もっとしっかり調査しろ。絶対西方伯の関係者が連れて来たんだよ。
「例えそうだとしても、西方伯は関係無いと言い張るでしょうね」
俺の苦言にマリーが答える。昨日よりは随分と顔色も良くなり、言葉遣いもしっかりして来た。朝食も残さず食べたらしい。
「あの雄ウサギは捕えたんですよね。そのまま屠殺されてしまうんでしょうか」
さあ。雌ウサギ5匹と一緒に西方伯に突き返してやろうかなって父さんは言ってたけど。
「受け取ったら面白いですけどね。
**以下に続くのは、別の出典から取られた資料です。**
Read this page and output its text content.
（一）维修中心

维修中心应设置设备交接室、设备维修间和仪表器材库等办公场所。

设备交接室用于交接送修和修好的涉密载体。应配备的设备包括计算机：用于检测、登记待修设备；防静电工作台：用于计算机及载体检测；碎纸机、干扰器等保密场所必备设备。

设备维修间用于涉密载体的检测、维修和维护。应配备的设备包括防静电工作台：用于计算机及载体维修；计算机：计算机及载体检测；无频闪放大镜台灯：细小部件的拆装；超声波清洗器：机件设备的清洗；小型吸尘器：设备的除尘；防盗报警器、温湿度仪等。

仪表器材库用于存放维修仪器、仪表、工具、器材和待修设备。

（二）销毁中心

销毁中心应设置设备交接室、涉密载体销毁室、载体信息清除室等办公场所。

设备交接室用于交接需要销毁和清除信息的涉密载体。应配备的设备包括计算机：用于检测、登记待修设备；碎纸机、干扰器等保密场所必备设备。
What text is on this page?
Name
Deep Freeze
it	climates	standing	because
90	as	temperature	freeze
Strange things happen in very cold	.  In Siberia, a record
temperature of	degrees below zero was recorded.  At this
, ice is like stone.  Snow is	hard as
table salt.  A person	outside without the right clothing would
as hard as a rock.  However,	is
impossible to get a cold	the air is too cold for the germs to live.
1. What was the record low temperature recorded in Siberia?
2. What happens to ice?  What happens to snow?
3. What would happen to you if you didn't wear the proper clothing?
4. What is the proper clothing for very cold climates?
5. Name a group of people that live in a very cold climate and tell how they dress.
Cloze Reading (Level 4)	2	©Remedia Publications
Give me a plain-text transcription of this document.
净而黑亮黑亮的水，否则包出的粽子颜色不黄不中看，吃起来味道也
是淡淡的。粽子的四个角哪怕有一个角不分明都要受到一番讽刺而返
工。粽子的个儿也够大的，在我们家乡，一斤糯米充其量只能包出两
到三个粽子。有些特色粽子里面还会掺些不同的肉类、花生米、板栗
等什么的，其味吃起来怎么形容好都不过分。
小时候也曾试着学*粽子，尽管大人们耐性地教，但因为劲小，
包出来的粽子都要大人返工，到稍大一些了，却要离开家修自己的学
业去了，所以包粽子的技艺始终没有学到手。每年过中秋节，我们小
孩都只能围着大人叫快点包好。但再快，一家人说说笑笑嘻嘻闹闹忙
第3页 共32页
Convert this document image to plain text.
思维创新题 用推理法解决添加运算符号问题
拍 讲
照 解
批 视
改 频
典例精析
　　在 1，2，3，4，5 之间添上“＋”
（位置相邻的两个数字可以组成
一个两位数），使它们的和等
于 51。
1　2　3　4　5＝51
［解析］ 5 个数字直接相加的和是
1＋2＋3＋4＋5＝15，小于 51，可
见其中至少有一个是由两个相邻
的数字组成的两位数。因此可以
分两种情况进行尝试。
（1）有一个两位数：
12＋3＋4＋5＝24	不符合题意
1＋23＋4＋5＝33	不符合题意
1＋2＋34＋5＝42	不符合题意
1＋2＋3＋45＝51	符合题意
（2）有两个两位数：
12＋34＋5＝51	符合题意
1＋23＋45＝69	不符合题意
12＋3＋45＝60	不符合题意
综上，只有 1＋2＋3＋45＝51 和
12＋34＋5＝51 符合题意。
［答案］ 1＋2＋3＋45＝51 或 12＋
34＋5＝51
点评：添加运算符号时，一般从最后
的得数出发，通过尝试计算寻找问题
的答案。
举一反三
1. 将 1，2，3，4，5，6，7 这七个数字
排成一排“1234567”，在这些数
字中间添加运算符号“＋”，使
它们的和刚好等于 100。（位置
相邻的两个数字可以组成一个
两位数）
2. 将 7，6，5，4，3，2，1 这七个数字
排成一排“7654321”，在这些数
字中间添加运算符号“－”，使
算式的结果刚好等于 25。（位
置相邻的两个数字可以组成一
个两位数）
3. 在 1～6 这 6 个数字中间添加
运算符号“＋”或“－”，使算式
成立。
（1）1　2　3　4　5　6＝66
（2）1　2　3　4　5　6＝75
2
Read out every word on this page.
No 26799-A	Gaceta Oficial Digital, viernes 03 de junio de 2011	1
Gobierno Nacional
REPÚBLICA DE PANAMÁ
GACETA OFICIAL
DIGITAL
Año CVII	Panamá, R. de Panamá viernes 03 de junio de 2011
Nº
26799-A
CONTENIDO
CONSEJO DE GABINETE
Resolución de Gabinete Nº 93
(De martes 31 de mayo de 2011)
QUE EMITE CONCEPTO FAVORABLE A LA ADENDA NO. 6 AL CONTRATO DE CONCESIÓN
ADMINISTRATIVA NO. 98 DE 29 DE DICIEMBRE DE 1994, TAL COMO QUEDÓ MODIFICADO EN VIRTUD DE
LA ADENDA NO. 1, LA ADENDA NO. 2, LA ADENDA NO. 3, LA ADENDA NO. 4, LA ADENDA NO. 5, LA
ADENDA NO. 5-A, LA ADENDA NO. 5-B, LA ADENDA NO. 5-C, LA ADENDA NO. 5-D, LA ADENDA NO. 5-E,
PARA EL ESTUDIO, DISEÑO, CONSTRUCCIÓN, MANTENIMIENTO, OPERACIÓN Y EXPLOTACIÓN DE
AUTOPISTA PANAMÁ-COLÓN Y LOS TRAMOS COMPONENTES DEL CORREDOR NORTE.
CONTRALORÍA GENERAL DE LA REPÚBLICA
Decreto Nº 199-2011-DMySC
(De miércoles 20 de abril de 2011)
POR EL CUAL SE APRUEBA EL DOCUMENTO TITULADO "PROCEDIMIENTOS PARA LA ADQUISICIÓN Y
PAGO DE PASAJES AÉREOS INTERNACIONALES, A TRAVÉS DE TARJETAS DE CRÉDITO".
そういえば、切り落とした雄ウサギの角はどうしたんですか?」
リュックを経由して村の倉庫に保管してる。冒険者ギルドが買い取りたいって言ってるみたいだけど、どうしようかね?
武闘大会決勝戦が行われている時刻、俺は久し振りにマリーとゆっくり会話した。4月に西方伯領へ行って以来、マリーは憑き物が取れたようにすっきりとした表情だった。
しかし。
マリーを助けてくれた姉さんは、まだ目覚めない。